The paper fuses three frameworks for doing causal inference (Causal DAGs, Potential Outcomes, and Structural Equations) and uses important concepts from each framework. We establish some theory on minimality and optimality of adjustment sets and then illustrate the problems and pitfalls of feature selection in a series of examples.


Statistical Aspects of SHAP: Functional ANOVA for Model Interpretation

Herren, A. & Hahn, P. R. (2022)

arXiv | Paper | Code

SHAP (Lundberg and Lee 2017) is a popular tool for assessing feature importance in machine learning models. This paper looks at some of the statistical challenges that present themselves in estimating SHAP scores:

  1. How many synthetic samples to generate and pass through the model’s prediction function (and by what sampling scheme)
  2. How to choose a reference distribution for the averaging taking place in each of the synthetic samples

In investigating these questions, the paper discusses several connections with the sensitivity analysis and design of experiments literature, in particular:

  • Functional ANOVA and the notion of effective dimensionality (Kucherenko et al 2009)
  • Fractional factorial designs and the hypothesis of factor sparsity (Box and Meyer 1986)

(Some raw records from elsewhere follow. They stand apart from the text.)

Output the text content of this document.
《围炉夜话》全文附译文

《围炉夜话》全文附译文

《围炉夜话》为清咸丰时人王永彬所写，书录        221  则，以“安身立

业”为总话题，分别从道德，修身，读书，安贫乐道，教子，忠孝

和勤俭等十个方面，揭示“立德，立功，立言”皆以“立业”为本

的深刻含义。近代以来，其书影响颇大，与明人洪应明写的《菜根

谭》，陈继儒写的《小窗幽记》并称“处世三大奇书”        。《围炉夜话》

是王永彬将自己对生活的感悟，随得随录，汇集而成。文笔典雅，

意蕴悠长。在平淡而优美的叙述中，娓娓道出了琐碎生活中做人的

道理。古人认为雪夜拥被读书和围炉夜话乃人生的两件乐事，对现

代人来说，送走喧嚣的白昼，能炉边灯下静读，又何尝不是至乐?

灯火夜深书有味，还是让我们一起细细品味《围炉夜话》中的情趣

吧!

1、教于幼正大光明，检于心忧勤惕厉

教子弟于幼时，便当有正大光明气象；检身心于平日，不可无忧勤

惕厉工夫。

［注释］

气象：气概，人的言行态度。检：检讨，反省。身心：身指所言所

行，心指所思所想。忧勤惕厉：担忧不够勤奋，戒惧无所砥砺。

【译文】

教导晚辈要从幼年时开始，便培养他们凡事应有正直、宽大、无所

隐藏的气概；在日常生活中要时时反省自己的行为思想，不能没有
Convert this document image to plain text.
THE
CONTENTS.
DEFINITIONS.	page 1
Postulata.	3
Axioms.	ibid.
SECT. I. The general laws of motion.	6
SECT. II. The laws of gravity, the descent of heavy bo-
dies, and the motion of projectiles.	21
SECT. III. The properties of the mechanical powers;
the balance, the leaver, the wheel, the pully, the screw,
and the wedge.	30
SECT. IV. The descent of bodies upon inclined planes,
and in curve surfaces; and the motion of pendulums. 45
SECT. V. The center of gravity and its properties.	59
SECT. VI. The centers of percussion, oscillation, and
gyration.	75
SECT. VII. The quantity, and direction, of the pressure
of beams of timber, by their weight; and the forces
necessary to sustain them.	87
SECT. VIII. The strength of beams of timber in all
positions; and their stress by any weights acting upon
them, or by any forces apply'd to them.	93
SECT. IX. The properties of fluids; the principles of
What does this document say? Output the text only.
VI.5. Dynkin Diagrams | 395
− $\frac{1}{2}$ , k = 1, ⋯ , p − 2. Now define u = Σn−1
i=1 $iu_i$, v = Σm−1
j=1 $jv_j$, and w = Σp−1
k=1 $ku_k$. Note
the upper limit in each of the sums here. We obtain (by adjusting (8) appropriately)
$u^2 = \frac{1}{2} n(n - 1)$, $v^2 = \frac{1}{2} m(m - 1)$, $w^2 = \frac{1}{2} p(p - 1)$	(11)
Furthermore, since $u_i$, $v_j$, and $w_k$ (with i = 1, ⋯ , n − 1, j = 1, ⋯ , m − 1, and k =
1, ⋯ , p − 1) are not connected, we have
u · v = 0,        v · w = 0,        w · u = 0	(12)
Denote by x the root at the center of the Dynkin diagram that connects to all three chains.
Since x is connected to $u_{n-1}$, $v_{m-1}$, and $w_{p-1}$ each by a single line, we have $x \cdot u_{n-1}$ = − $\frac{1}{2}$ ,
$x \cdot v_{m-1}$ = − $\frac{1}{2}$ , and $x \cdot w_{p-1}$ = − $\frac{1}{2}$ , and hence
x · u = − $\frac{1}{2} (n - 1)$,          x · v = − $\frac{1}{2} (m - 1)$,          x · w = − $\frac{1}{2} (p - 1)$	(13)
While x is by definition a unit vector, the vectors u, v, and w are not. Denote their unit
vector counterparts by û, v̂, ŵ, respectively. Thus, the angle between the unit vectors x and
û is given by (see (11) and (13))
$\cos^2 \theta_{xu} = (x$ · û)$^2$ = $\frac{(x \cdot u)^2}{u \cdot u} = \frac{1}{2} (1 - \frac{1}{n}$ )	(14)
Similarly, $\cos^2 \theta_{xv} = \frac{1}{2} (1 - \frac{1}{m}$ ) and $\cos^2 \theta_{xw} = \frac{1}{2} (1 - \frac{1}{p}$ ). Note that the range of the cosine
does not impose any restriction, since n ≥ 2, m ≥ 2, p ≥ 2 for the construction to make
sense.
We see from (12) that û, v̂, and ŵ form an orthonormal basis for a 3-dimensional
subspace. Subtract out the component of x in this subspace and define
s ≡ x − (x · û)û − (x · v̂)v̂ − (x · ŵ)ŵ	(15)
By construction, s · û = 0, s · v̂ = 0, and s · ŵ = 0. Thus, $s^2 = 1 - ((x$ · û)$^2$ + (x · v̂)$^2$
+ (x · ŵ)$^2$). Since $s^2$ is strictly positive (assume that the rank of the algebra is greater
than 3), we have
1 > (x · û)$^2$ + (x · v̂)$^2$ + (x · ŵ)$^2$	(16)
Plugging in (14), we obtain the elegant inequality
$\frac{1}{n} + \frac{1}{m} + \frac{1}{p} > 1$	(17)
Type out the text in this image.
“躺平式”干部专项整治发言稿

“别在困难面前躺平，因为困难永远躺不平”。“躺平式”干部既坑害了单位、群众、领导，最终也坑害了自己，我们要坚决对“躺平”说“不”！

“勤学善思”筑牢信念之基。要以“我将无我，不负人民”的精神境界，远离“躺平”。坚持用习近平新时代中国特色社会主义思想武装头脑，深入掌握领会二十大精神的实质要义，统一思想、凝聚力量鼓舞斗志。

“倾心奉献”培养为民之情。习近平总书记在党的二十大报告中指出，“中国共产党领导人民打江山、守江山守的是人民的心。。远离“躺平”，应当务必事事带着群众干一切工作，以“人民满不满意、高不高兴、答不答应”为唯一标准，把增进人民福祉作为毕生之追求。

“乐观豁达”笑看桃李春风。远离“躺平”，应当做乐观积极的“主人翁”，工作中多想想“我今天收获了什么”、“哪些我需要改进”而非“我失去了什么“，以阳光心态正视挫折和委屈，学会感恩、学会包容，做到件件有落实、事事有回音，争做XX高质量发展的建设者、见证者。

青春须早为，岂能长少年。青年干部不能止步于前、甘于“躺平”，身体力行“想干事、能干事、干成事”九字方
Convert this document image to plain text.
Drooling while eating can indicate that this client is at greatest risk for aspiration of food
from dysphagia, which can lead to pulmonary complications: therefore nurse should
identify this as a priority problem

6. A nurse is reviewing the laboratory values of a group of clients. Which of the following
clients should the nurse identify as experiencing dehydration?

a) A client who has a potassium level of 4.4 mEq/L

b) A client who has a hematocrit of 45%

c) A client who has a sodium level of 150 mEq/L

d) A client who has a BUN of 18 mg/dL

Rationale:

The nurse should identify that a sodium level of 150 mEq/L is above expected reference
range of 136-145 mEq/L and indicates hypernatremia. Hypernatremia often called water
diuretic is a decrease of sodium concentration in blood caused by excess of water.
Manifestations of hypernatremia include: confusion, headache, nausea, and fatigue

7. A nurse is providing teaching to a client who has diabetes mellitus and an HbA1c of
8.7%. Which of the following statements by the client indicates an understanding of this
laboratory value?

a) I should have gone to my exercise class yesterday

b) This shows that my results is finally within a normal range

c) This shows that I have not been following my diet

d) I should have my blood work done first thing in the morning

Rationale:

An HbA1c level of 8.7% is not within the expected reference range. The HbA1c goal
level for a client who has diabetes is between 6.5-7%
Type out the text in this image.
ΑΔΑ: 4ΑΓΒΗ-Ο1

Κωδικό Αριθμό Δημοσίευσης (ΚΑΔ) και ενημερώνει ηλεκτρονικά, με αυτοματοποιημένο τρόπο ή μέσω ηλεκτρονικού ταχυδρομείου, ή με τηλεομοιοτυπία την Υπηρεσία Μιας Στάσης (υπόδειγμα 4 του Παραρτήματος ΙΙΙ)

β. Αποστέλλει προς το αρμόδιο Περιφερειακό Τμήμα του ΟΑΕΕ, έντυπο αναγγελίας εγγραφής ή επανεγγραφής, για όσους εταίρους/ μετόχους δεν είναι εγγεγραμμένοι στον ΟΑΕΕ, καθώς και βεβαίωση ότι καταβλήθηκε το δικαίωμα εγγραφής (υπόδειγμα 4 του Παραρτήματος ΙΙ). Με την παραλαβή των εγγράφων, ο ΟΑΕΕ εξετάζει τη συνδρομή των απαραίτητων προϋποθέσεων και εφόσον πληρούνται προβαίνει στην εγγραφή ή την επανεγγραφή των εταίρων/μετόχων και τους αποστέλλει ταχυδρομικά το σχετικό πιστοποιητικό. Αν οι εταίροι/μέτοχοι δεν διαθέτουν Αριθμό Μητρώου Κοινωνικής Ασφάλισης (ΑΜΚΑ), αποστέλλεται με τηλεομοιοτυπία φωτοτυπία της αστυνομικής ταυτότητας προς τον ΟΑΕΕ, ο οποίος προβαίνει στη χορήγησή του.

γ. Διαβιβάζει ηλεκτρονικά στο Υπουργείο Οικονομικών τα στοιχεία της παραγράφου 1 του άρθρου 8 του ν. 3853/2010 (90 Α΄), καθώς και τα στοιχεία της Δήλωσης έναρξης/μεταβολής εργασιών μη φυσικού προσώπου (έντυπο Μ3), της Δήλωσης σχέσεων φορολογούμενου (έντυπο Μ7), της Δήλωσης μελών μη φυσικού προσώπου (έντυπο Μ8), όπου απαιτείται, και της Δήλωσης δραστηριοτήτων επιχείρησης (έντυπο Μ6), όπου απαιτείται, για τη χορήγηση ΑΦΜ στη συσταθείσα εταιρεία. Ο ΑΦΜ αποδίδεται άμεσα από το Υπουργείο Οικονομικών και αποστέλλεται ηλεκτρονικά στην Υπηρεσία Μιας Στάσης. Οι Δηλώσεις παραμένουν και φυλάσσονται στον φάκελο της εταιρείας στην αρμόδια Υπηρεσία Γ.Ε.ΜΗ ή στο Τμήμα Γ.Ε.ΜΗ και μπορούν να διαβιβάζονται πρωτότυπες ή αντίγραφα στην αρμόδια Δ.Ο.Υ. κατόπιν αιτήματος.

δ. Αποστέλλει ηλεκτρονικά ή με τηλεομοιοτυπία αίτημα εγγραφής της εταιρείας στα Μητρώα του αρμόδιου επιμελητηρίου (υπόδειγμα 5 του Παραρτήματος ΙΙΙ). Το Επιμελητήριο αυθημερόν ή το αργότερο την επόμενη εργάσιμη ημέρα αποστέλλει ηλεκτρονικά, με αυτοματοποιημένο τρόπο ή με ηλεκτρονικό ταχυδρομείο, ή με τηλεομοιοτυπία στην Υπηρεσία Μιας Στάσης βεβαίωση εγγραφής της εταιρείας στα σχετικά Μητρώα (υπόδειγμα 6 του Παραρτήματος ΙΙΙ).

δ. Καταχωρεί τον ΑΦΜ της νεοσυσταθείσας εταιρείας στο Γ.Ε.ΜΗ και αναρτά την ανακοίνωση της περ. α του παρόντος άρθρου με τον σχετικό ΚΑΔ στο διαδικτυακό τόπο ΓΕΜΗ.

Semi-supervised learning and the question of true versus estimated propensity scores

Herren, A. & Hahn, P. R. (2020)

arXiv | Paper | Code

Suppose we have data:

  • \(Y\): an outcome of interest
  • \(Z\): a treatment that may (or may not) causally impact the outcome
  • \(X\): a set of control variables that may be related to \(Z\), \(Y\), or both

and suppose we’re willing to make all of the assumptions that would allow us to identify and estimate a causal effect of \(Z\) on \(Y\) after adjusting for \(X\).

If we were given a large amount of data from the same distribution, but without \(Y\) observed (“unlabeled data”), can we use that data in our estimate of the causal effect?

The answer, it turns out, is “yes!” but the explanation is somewhat more subtle than “more data is always better.” This paper explores the challenges and opportunities that come with doing causal inference on “unlabeled data.”